Topology and quantization of abelian sigma model in (1+1) dimensions

TL;DR

This paper investigates the quantization of the abelian sigma model in (1+1) dimensions, revealing an infinite variety of inequivalent quantum representations influenced by topology and central extensions.

Contribution

It introduces a framework for understanding the algebra of the quantum field in a topologically nontrivial setting, highlighting the role of central extensions and continuous parameters.

Findings

Existence of infinitely many unitary inequivalent representations.

Characterization of representations by a central extension and a continuous parameter.

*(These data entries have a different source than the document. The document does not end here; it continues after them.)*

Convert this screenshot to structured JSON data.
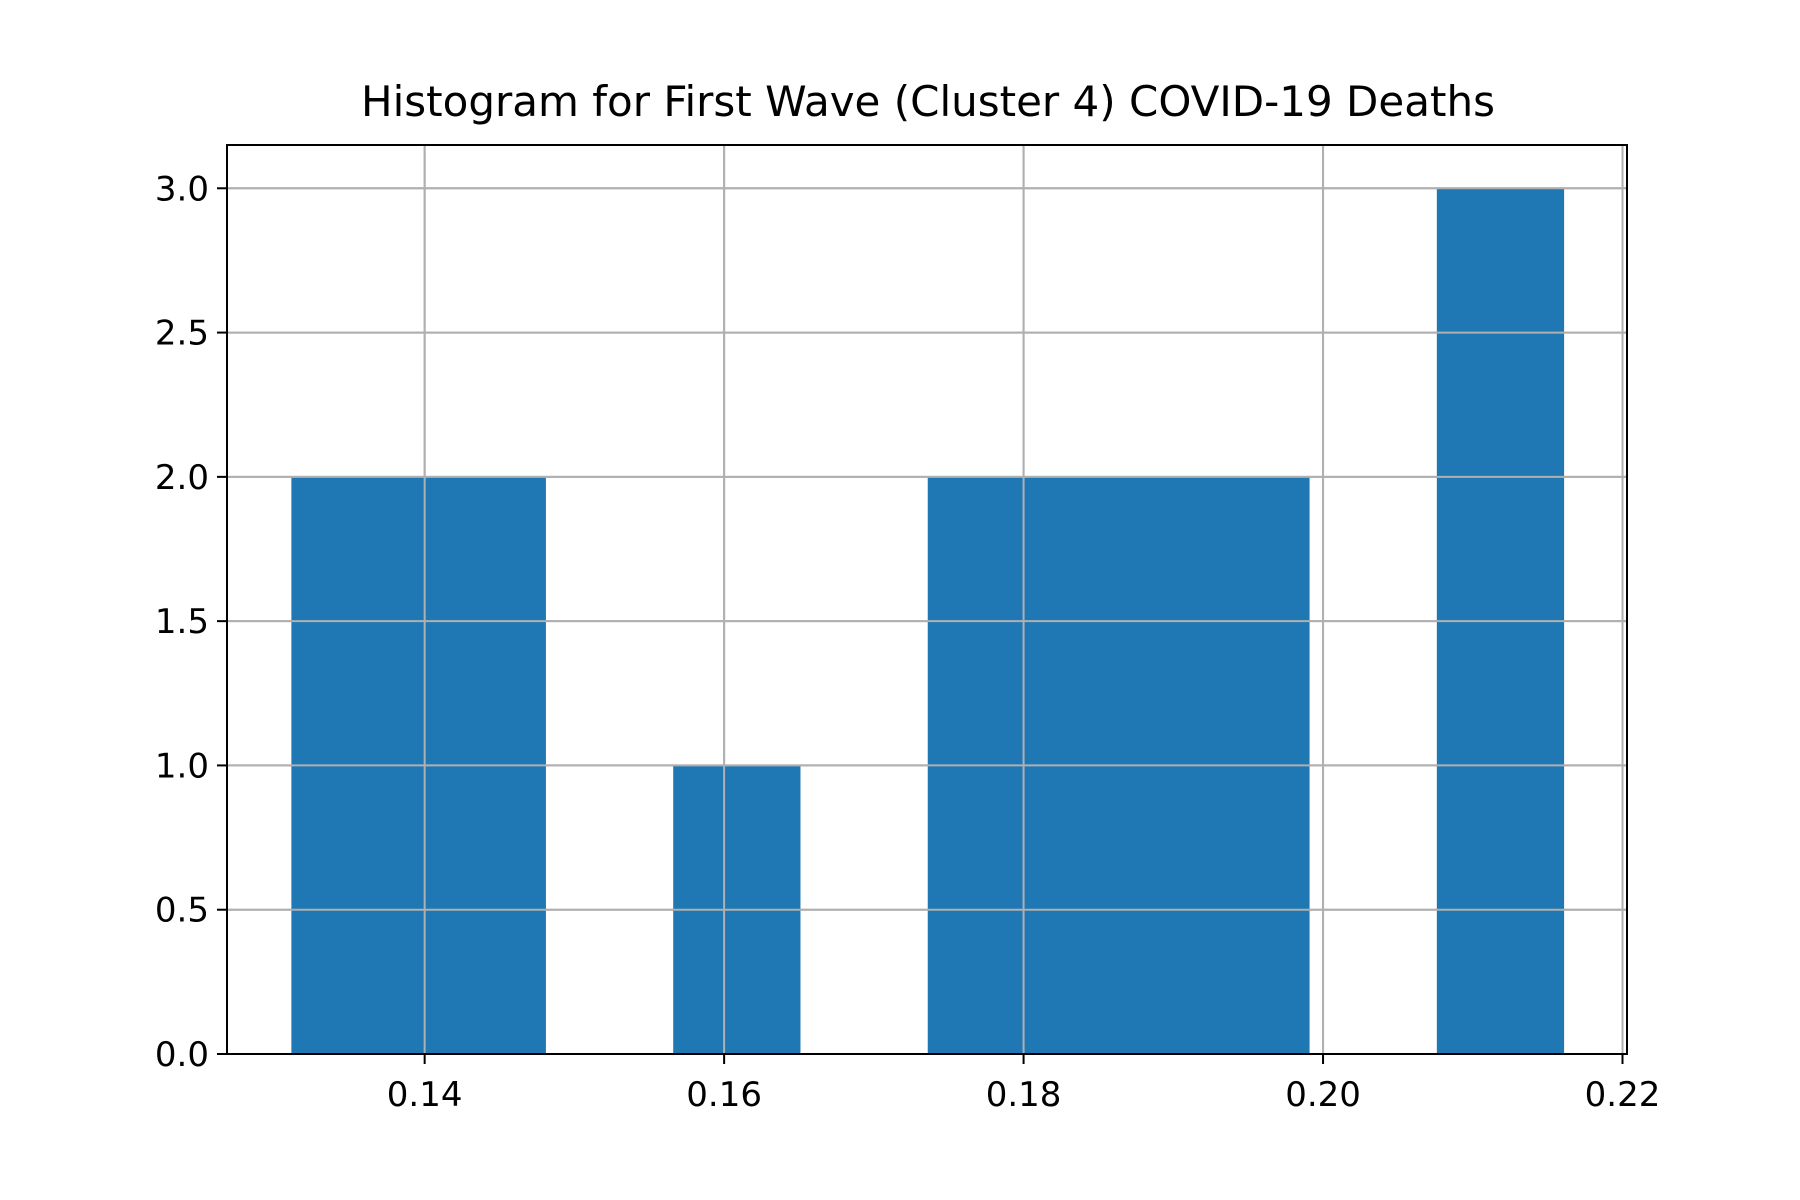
{
  "chart_data": {
    "type": "bar",
    "title": "Histogram for First Wave (Cluster 4) COVID-19 Deaths",
    "xlabel": "",
    "ylabel": "",
    "xlim": [
      0.1268,
      0.2203
    ],
    "ylim": [
      0,
      3.15
    ],
    "grid": true,
    "bar_color": "#1f77b4",
    "x_ticks": [
      {
        "value": 0.14,
        "label": "0.14"
      },
      {
        "value": 0.16,
        "label": "0.16"
      },
      {
        "value": 0.18,
        "label": "0.18"
      },
      {
        "value": 0.2,
        "label": "0.20"
      },
      {
        "value": 0.22,
        "label": "0.22"
      }
    ],
    "y_ticks": [
      {
        "value": 0.0,
        "label": "0.0"
      },
      {
        "value": 0.5,
        "label": "0.5"
      },
      {
        "value": 1.0,
        "label": "1.0"
      },
      {
        "value": 1.5,
        "label": "1.5"
      },
      {
        "value": 2.0,
        "label": "2.0"
      },
      {
        "value": 2.5,
        "label": "2.5"
      },
      {
        "value": 3.0,
        "label": "3.0"
      }
    ],
    "bins": [
      {
        "x0": 0.1311,
        "x1": 0.1481,
        "count": 2
      },
      {
        "x0": 0.1566,
        "x1": 0.1651,
        "count": 1
      },
      {
        "x0": 0.1736,
        "x1": 0.1991,
        "count": 2
      },
      {
        "x0": 0.2076,
        "x1": 0.2161,
        "count": 3
      }
    ]
  }
}
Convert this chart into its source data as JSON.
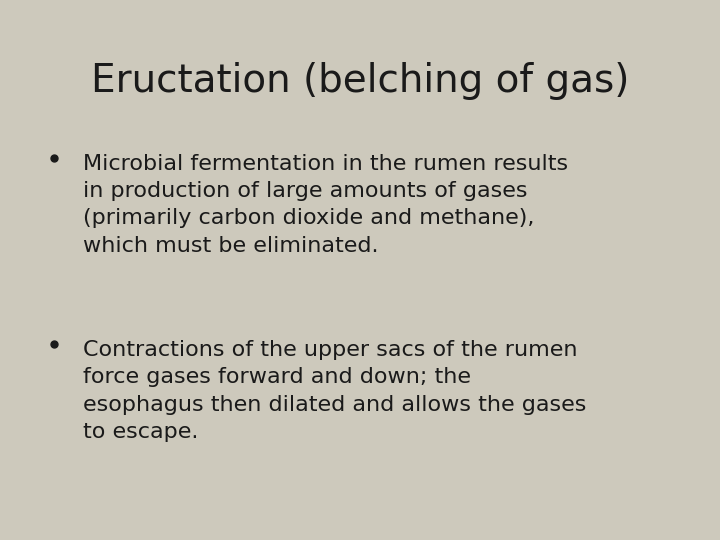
{
  "background_color": "#cdc9bc",
  "title": "Eructation (belching of gas)",
  "title_fontsize": 28,
  "title_color": "#1a1a1a",
  "title_font": "Georgia",
  "bullet_font": "Georgia",
  "bullet_fontsize": 16,
  "bullet_color": "#1a1a1a",
  "bullet_points": [
    "Microbial fermentation in the rumen results\nin production of large amounts of gases\n(primarily carbon dioxide and methane),\nwhich must be eliminated.",
    "Contractions of the upper sacs of the rumen\nforce gases forward and down; the\nesophagus then dilated and allows the gases\nto escape."
  ],
  "fig_width": 7.2,
  "fig_height": 5.4,
  "dpi": 100
}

Nontrivial commutator relations for winding operator and zero-mode momentum.

Abstract

It is known that there exist an infinite number of inequivalent quantizations on a topologically nontrivial manifold even if it is a finite-dimensional manifold. In this paper we consider the abelian sigma model in (1+1) dimensions to explore a system having infinite degrees of freedom. The model has a field variable $ \phi : S^1 \to S^1 $. An algebra of the quantum field is defined respecting the topological aspect of this model. A central extension of the algebra is also introduced. It is shown that there exist an infinite number of unitary inequivalent representations, which are characterized by a central extension and a continuous parameter $ \alpha $ $ ( 0 \le \alpha < 1 ) $. When the central extension exists, the winding operator and the zero-mode momentum obey a nontrivial commutator.